4. The stakes are both unbelievably high, and potentially meaningless, all at the same time. In one novel, which I shall not name, the entire scheme - which has already claimed several lives and is about to claim many more by the climactic moments - is undone by damp and wet. Another hinges, in its final moments, on ancient grenades. Perhaps we're finally about to find out what happened at Debreczen, or perhaps we're about to find out that Debreczen never existed in the first place. The illusion of Trojan gold, in the first novel, is repeated again and again; fantastic treasures, that somehow turn into worthless lead.

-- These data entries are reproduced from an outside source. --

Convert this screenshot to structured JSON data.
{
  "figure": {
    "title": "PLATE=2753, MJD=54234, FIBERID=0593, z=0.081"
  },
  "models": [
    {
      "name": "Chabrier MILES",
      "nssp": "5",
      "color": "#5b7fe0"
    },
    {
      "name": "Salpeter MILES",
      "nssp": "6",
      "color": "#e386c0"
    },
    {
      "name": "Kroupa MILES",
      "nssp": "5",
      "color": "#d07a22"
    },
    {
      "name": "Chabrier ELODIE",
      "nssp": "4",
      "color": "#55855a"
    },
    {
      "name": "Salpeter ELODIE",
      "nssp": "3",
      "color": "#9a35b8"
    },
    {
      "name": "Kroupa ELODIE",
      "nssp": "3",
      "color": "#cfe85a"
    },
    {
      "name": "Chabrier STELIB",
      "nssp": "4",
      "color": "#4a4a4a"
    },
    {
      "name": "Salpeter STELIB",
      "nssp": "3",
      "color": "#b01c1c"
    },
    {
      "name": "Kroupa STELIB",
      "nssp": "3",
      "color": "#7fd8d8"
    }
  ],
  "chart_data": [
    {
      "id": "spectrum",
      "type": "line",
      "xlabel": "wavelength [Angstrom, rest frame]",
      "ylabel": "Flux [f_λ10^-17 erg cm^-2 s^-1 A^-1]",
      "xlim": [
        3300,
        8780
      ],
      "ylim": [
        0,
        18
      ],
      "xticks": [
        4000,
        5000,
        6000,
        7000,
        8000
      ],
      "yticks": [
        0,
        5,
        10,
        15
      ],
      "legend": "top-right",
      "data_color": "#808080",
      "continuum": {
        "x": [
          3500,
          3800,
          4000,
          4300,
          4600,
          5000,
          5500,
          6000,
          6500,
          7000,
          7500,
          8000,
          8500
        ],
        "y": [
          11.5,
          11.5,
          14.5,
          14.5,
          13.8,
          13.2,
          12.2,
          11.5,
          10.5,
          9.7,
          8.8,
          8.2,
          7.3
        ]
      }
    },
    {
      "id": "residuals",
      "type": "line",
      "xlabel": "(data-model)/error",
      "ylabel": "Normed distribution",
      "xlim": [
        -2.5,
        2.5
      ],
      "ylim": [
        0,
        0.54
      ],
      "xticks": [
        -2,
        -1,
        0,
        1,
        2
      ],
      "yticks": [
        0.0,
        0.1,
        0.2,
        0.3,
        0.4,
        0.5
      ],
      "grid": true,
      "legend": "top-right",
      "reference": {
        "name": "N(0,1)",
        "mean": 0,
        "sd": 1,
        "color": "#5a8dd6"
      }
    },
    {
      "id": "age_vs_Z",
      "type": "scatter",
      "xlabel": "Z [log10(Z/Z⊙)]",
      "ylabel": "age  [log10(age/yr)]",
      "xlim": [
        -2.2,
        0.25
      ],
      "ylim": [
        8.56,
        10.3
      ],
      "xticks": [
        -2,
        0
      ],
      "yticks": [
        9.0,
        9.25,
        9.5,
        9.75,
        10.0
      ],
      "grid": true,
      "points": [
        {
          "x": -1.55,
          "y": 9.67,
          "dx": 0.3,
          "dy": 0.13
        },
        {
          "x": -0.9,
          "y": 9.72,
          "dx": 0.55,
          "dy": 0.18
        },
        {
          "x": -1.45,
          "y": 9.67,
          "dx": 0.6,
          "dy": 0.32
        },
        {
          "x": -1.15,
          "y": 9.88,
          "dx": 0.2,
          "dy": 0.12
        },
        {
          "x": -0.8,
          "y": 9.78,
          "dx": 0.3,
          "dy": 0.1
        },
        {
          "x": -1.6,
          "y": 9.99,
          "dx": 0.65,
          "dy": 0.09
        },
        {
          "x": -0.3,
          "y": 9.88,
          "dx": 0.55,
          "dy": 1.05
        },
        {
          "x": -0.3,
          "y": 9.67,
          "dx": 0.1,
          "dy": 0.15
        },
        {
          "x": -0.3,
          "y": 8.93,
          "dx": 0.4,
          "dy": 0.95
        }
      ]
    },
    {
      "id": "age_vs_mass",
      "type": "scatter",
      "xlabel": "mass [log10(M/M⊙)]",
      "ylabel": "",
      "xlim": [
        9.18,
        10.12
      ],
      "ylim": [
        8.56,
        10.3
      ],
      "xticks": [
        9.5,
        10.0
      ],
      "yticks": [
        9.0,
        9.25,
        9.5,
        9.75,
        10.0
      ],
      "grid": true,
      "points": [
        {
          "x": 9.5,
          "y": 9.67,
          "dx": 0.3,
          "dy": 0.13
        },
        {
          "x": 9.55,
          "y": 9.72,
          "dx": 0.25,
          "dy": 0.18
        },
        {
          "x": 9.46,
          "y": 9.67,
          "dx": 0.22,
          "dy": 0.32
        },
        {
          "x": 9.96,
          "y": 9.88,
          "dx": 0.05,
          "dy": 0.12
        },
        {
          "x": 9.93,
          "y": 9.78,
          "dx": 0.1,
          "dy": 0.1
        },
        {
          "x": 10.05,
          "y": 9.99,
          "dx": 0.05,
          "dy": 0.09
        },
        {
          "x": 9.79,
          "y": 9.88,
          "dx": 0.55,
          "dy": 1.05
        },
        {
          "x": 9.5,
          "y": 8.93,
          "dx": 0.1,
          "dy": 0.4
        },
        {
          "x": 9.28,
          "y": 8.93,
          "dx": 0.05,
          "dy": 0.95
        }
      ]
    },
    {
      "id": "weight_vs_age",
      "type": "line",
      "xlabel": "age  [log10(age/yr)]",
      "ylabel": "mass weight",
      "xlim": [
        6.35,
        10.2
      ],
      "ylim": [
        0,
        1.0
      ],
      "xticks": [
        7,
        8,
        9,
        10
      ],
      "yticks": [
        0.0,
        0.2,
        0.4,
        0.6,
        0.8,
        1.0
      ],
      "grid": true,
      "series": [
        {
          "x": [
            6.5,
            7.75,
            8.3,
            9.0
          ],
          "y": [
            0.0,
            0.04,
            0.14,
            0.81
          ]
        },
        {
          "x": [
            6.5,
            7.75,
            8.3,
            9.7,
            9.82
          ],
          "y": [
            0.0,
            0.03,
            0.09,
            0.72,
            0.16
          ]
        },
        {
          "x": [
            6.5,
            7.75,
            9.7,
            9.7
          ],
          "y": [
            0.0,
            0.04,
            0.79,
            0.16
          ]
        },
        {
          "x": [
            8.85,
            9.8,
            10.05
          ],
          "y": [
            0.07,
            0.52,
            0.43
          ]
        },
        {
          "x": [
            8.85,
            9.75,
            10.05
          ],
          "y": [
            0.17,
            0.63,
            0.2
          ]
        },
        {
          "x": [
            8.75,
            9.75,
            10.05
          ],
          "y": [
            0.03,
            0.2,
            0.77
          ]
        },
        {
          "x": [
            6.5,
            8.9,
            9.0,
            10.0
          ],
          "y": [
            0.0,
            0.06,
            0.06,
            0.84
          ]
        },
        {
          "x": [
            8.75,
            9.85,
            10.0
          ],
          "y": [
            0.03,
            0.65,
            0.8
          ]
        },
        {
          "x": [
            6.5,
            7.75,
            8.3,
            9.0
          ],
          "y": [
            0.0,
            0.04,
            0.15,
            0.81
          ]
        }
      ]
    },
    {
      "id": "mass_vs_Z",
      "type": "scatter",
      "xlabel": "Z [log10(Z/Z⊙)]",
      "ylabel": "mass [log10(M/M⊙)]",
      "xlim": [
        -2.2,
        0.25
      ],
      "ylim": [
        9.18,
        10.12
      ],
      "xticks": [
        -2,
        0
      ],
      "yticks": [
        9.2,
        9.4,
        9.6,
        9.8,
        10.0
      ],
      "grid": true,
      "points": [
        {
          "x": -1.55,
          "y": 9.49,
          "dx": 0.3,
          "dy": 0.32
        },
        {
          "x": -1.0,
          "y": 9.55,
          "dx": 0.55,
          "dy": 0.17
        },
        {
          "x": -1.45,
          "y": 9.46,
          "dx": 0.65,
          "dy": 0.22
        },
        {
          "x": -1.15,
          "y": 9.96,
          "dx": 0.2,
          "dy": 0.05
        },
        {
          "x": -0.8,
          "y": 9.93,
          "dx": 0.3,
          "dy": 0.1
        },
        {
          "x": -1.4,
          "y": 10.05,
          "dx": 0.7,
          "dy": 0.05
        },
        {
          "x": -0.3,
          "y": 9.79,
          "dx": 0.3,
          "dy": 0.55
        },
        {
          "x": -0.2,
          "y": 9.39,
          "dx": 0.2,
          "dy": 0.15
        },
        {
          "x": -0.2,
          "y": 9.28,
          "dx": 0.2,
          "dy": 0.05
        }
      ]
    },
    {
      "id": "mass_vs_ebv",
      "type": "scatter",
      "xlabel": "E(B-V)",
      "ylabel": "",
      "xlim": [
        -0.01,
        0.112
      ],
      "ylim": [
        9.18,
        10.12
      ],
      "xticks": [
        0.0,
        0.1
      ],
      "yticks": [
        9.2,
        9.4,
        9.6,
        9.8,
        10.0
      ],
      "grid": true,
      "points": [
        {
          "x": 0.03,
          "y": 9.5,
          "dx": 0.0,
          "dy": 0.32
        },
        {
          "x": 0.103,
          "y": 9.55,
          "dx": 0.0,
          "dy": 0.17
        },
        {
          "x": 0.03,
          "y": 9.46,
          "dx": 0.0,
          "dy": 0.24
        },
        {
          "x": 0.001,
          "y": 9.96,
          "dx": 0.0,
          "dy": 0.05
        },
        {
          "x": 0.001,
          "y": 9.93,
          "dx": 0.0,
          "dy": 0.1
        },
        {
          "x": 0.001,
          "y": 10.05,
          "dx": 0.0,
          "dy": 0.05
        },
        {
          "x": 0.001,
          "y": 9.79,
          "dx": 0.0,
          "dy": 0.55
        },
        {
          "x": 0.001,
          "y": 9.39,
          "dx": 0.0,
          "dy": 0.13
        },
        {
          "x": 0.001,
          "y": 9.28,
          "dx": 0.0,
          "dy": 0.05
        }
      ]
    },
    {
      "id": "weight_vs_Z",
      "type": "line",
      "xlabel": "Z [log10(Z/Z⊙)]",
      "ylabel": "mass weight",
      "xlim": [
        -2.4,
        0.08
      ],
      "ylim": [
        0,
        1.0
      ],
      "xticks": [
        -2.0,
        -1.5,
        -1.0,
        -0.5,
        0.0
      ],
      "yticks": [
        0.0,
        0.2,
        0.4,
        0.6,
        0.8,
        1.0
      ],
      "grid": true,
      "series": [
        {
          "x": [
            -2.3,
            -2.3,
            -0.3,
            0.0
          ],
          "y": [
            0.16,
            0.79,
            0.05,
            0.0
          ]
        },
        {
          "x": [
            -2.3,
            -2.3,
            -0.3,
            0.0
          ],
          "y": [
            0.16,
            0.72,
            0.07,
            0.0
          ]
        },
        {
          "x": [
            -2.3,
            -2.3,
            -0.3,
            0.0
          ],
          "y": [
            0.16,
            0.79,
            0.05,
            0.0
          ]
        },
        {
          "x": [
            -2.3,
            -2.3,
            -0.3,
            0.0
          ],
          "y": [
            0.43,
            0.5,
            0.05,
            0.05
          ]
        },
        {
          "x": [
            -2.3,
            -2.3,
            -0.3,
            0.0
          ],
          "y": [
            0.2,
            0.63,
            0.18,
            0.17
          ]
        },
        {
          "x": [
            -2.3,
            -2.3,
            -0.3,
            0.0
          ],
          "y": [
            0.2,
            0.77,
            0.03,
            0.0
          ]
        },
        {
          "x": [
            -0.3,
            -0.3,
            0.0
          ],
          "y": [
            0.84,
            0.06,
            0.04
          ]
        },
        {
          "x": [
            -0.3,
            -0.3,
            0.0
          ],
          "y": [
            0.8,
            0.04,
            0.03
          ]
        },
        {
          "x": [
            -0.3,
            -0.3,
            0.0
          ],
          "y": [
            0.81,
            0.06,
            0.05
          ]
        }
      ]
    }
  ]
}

5. Relationships are key. Most of these novels take place before widespread computerization, and the reader's left with the impression that Price himself didn't think much of technology. For his agents, it's all about who you know, the expert you can turn to for that much-needed clue. The trading of favours comes up again and again, in Price's world. Even knowing your enemy puts you one step ahead; October Men opens up with an Italian spymaster recognizing, in a few fleeting seconds, an old foe at a busy airport terminal, and in more than one story David Audley's knowledge of that preeminent Russian archaeologist and spy, Panin, saves the day.
At any rate, that ought to be enough to get the Director thinking. I shall need to read Night's Black Agents a few more times to see if it really is for me, but early results are promising!